I sat down to watch The Social Dilemma with my husband this past weekend. OH.MY. Netflix describes the show as a “documentary-drama hybrid [that] explores the dangerous human impact of social networking, with tech experts sounding the alarm on their own creations.” 

Besides the realization that our every move and word, maybe even our every thought at some point, is being tracked by our smartphones and computers for the purpose of benefiting a profit machine, I was most fascinated by the premise that social media is one of the key factors polarizing us as a people and growing divides in our world.  Basically, social media and search engines perpetuate our divisiveness by the stuff it “feeds” us. 

How do we combat these engines? How do we overcome the us versus them in so many aspects of our lives? 

We’ve always focused on intentional leadership and team development at Horizon Point, but the last year has brought about a hyper-focus on making explicit how it ties to Diversity, Equity, and Inclusion in the workplace.  How do we overcome the us versus them mentality in the workplace has been a question we are continually asking ourselves and seeking to help our clients tackle. 

Much of what is out there now focuses on training interventions that educate people on conscious and unconscious bias, seeking to build self-awareness and change behaviors. 
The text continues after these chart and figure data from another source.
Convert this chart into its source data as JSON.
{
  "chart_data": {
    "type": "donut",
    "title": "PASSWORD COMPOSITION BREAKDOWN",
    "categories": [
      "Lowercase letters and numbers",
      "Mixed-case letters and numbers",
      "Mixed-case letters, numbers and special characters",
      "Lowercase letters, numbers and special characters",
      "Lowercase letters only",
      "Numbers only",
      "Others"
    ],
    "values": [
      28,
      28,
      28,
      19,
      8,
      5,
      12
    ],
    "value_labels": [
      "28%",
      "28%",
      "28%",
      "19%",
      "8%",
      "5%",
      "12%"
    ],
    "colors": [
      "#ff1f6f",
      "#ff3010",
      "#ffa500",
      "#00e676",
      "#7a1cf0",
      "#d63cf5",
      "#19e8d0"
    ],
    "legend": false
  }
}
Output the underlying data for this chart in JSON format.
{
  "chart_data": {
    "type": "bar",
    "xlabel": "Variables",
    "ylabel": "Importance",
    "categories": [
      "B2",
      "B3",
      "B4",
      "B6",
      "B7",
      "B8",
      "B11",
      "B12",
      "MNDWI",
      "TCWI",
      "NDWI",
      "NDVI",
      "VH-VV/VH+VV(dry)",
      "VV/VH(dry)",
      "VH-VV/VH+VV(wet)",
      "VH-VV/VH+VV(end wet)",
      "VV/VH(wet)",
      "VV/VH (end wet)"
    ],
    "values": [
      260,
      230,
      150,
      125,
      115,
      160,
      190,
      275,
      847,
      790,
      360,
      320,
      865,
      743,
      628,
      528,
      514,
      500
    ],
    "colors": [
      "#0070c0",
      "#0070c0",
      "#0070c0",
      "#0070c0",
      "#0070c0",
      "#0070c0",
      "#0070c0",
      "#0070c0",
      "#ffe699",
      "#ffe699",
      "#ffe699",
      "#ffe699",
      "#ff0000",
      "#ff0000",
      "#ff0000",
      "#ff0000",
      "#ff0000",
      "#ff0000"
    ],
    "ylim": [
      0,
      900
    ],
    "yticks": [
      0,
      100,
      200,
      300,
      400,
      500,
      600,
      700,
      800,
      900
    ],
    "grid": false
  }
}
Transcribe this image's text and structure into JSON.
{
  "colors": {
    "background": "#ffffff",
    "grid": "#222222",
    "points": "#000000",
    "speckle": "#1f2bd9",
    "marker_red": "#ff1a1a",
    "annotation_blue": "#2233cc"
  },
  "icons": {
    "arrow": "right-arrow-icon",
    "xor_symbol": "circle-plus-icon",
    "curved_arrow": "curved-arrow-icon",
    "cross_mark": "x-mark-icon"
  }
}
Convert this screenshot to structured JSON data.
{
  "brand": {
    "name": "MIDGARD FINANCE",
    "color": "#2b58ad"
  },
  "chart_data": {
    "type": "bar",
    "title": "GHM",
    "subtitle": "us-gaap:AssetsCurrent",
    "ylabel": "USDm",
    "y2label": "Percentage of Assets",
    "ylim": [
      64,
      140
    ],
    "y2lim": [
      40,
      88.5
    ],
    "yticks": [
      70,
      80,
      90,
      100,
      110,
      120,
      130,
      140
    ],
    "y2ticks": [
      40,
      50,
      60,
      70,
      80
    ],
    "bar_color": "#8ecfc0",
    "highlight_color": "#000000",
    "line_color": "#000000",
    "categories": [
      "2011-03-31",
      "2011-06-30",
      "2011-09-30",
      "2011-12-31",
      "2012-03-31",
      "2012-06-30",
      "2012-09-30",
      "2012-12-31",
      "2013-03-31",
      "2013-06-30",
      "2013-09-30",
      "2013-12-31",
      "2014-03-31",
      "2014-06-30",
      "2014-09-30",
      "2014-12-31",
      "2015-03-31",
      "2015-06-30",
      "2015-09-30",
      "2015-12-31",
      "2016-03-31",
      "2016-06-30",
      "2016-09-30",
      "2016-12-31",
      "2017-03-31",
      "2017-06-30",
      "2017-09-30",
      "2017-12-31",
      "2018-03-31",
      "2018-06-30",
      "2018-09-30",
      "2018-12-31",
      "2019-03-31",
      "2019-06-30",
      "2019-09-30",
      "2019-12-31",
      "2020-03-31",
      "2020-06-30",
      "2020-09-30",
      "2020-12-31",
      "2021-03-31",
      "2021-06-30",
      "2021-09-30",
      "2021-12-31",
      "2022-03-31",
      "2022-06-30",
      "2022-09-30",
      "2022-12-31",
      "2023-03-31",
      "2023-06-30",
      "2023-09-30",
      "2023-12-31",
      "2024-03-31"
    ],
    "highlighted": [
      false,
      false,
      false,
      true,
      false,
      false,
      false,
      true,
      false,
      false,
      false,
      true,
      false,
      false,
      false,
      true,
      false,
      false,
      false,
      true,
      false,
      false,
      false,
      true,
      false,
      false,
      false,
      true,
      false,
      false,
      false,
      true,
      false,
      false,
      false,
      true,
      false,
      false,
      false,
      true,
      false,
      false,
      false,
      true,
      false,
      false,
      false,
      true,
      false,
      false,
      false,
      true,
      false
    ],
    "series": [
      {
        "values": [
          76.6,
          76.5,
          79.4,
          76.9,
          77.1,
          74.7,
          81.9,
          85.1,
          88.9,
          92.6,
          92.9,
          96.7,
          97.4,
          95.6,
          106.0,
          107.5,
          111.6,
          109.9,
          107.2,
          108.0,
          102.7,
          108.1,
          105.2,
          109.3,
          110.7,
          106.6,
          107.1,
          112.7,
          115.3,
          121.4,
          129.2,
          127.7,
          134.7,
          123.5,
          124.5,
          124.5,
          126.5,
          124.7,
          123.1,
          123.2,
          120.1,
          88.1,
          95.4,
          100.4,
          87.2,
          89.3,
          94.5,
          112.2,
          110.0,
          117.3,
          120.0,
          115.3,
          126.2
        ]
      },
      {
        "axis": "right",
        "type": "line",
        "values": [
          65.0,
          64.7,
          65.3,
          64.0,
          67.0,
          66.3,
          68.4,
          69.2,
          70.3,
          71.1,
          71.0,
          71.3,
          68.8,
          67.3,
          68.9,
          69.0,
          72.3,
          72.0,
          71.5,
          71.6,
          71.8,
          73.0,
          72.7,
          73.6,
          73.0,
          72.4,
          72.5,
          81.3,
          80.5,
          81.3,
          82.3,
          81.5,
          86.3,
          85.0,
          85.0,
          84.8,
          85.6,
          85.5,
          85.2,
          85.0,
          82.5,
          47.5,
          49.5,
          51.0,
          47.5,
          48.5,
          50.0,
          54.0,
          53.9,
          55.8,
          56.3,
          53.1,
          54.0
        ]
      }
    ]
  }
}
But as a recent Forbes article focused specifically on racism articulates, the head and the heart have to be engaged before the hands- or behavior- can follow.  And a key piece of this is self-awareness but it is also other awareness.  We are polarized because we don’t actually know people.  The Forbes article articulates this so well: 

I’m constantly surprised to learn that people who work closely together and literally log thousands of hours side by side in the workplace don’t really know each other. Until we close the distance, our relationships remain superficial and transactional. In that closeness—in living, working, eating, and breathing together—regard and affection don’t automatically result unless we deliberately connect and mutually invest in our relationships.

So what do we do? 

Using an Encounter Group format (also referred to as t-groups), we can begin to engage people in talking to each other and listening to each other in a psychologically safe way in order to direct the head, heart, and eventually, the hands to embrace each other instead of despising each other despite all the things out there that seem to be programming us to tear each other apart.

As the Neuroleadership Institute states in a blog post, we have to activate insights to change habits which is necessary for behavior change. “Insights are the breakthrough moments that change how people see the world, and our research shows they are highly motivating — when we have “Aha” moments, we really want to act on them.”

We can do this through the encounter group format.

Here are some ideas for exercises within an encounter group or similar group format that you as a leader can facilitate or hire an outside facilitator to conduct: 

1. Sharing Story.  “To initiate connecting, model and assign your team members the task of sharing their stories with each other. Be the first mover by sharing appropriate background and experiences about yourself. After demonstrating your own vulnerability ask, ‘Would you tell me your story?’” states the  Forbes article.  

We do this in a group format by giving participants a sheet of paper that has up to seven sections where they can write up to seven experiences that have shaped their life and who they are. We ask them to share stories that are not just work-related and that incorporate not only adult but also childhood experiences.  We give them time to reflect on this and then they come back together and verbally share their stories with the group.

When done right, people share openly and you can usually hear a pin drop in the room while one person shares the experiences that shaped them.  I’ve never seen people listen as intently to others as when we’ve done this exercise with some groups.  It is also amazing to see how many shared experiences happen amongst the group between people that on the surface seem to share none. There are also many “aha” moments that happen where people say, “Oh, now I understand why you behave that way!” and come to appreciate that behavior that they may have once resented. 

2. Reading Story.  Assign readings that emphasize the stories of individuals in marginalized groups and have your group discuss them. Our previous blog post can help you with some memoirs to start. 

3. Living Story.  Get the group to engage with a marginalized group for at least a day-long project. I’ve seen some of these projects last up to a year.  For some thoughts on how business leaders can and should do this, check out this post here.

4. Critiquing the Story.  Put major news network names (CNN, Fox, NBC, etc.) up separately as labels on the wall.  Get participants to stand/sit by the network they watch the most. Then get them to critique their own source of information with the group they are sitting with.  What leanings and biases do the networks have? Then, what might the impact on their personal conscious or unconscious thoughts and therefore decisions and behaviors be based on due to their news source(s)?  

You can also do this for social media channels and consider how actually showing The Social Dilemma to the group might enhance the session discussion and opportunities for insights to take place. 

When we engage in these types of activities, we get to know people. We build relationships.  And when we know people it makes it much harder to hate them, or people that are “like” them.  

As Abraham Lincoln said, “I don’t like that man. I must get to know him better.” 

What do you think is creating the polarization in our country and what can you do as a leader to impact DE&I efforts for your organization?